Style Me Up.. (ahs mbuh, bingung dijuduli apa?!)

Dulu, saya adalah orang yang cenderung cuek.. Dan tomboy.. Kata teman-teman, saya casual banget, kuliah hampir selalu pakai jeans cutbray dengan kaos polo, sepatu warrior.. Sistem pemilihan pakaian saya sangat random, baru bingung pakai baju apa saat selesai mandi..

Pax.. Aku telat jemput deh kayaknya ntar.. Ini masih di depan lemari sedari lima menit yang lalu.. Enaknya pake baju apa ya?

Teman saya yang satu ini pasti hafal dengan isi pesan di atas.. Tidak jarang saat hari-hari tertentu, saya bahkan datang ke kampus pakai kaos warna biru hanya digenapi oleh kardigan hitam, parahnya kerudung warna hijau.. Saya tidak menyadari ada yang salah pada penampilan saya sebelum salah seorang teman (kebetulan cowo) bilang kalau warna pakaian saya tabrakan alias ga match.. Dan hal ini tidak terhapus seiring kelulusan saya menjadi seorang tukang insinyur, karena suatu kali di kantor saya pernah tidak berani keluar seharian setelah dibilang teman saya “baju biru kok krudungnya ijo!” (Padahal baju dan kerudungnya beda dengan kejadian pertama)..

Suatu kondangan pada masa kerja.. Make Up by: teman yang saya jemput..

Suatu kondangan pada masa kerja.. Make Up by: teman yang saya jemput..

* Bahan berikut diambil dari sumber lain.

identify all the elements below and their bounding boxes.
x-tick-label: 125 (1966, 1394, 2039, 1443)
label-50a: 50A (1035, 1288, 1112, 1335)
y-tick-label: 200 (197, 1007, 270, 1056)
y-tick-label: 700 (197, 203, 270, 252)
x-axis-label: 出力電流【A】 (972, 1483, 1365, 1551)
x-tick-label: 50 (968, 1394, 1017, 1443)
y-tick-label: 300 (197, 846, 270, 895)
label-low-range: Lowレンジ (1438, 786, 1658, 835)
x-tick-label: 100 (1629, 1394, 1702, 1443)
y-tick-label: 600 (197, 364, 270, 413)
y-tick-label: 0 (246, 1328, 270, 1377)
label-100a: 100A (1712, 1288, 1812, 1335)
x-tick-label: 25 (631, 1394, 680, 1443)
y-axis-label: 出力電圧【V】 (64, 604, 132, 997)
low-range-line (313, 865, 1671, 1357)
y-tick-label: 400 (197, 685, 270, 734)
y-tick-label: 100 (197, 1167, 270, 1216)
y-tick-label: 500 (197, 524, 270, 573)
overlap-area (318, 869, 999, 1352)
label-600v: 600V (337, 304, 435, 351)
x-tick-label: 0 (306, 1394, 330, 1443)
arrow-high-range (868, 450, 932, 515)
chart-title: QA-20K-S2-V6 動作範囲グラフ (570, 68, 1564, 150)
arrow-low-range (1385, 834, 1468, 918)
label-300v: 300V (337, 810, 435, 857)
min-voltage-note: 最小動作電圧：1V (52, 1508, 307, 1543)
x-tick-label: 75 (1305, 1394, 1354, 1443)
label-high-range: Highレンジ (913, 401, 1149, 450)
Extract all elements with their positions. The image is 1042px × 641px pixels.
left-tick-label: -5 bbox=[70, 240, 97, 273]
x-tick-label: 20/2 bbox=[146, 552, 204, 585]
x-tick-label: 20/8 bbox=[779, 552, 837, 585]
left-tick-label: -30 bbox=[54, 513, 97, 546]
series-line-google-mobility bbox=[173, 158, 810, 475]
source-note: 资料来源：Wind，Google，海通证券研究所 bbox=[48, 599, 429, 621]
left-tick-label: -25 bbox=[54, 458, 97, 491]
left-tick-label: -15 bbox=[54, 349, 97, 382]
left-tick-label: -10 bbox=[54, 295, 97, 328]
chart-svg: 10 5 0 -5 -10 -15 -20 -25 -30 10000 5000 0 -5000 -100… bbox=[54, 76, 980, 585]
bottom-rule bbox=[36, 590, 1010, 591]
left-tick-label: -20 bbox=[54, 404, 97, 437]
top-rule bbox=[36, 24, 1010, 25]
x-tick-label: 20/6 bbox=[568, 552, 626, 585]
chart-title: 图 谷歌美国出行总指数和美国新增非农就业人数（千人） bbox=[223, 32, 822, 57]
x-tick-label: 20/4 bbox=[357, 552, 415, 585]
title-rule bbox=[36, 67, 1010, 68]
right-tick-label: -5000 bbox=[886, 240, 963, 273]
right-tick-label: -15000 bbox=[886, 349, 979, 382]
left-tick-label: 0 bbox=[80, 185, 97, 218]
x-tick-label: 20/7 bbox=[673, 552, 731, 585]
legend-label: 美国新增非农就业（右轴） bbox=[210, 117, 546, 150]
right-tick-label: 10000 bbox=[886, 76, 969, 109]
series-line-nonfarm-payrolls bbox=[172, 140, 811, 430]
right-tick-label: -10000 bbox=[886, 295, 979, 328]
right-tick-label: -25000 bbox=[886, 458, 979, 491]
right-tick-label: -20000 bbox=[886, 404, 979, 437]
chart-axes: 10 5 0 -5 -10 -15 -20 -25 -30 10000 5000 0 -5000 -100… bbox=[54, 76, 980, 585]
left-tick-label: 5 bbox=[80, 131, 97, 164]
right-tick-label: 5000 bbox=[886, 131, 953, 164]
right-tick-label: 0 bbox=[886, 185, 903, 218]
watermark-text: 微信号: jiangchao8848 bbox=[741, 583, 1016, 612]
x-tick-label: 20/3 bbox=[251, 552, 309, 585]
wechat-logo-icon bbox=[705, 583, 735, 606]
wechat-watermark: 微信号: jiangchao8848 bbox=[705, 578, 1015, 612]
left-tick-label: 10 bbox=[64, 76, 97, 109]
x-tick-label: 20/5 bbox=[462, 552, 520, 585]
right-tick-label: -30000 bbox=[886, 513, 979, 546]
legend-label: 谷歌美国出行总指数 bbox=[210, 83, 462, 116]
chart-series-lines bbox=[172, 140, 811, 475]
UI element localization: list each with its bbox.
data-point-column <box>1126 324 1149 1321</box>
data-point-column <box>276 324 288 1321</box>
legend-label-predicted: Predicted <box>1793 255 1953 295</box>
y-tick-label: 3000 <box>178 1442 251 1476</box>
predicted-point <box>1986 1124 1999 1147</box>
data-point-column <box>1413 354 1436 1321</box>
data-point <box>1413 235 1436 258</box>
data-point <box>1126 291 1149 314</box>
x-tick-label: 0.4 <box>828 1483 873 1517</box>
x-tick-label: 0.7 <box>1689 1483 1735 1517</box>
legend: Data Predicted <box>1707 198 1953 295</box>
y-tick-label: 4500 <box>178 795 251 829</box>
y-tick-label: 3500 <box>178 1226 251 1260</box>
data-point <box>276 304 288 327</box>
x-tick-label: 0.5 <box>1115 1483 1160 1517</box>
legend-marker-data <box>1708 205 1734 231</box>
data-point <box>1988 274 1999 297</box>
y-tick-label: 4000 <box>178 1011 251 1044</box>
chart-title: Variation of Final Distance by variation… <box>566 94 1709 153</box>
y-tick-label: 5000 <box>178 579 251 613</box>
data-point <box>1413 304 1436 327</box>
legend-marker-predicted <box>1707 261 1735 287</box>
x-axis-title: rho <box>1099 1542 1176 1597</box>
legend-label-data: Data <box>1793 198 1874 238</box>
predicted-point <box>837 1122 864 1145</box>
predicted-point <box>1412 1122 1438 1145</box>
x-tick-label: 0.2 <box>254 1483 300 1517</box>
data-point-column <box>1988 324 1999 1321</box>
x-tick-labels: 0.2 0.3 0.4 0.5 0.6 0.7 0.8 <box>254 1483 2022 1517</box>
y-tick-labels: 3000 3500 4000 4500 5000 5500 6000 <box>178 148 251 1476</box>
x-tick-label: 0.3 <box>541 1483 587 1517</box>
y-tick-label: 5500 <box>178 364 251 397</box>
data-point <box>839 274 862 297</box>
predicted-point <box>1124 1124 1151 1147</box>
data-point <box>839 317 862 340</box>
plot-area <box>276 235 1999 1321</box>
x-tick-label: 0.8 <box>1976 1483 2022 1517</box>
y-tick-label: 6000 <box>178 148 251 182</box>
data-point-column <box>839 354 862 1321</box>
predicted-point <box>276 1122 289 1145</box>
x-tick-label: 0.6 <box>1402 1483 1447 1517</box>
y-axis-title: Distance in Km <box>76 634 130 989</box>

Lain hari, teman saya bilang kalau dia jadi laper setelah lihat saya(?).. Katanya “Noph kamu hari ini kayak anggur” karena saya pakai kerudung ungu-ungu-gemes dengan baju putih gambar buah kecil-kecil.. Setelah tau bahwa baju itu adalah daster saya semasa kecil yang saya modif jadi baju karena saya suka motif buahnya, teman-teman jadi heboh.. Sebenarnya baju kekinian saya tidak kurang-kurang jumlahnya, malah saking banyak saya jadi bingung mau pakai yang mana, hingga akhirnya saya cari baju lama untuk dipakai kembali.. Kurang kerjaan banget, emang.. Herannya, ada yang malah ngefans sama gaya busana saya(?) >> asiiiik, ada yang lebih aneh daripada saya! ^_^

Setelah punya pacar dulu, mulai saya memperhatikan penampilan.. Itu pun setelah dibilang pacar kalo celana saya kegombrongan.. hehe.. Tapi perlahan perubahan saya juga dirasa beberapa teman.. Celana jadi lebih pensil.. Baju jadi lebih berenda dan beraksen.. Meskipun kadang masih kurang match antara atas dengan bawah, tetep..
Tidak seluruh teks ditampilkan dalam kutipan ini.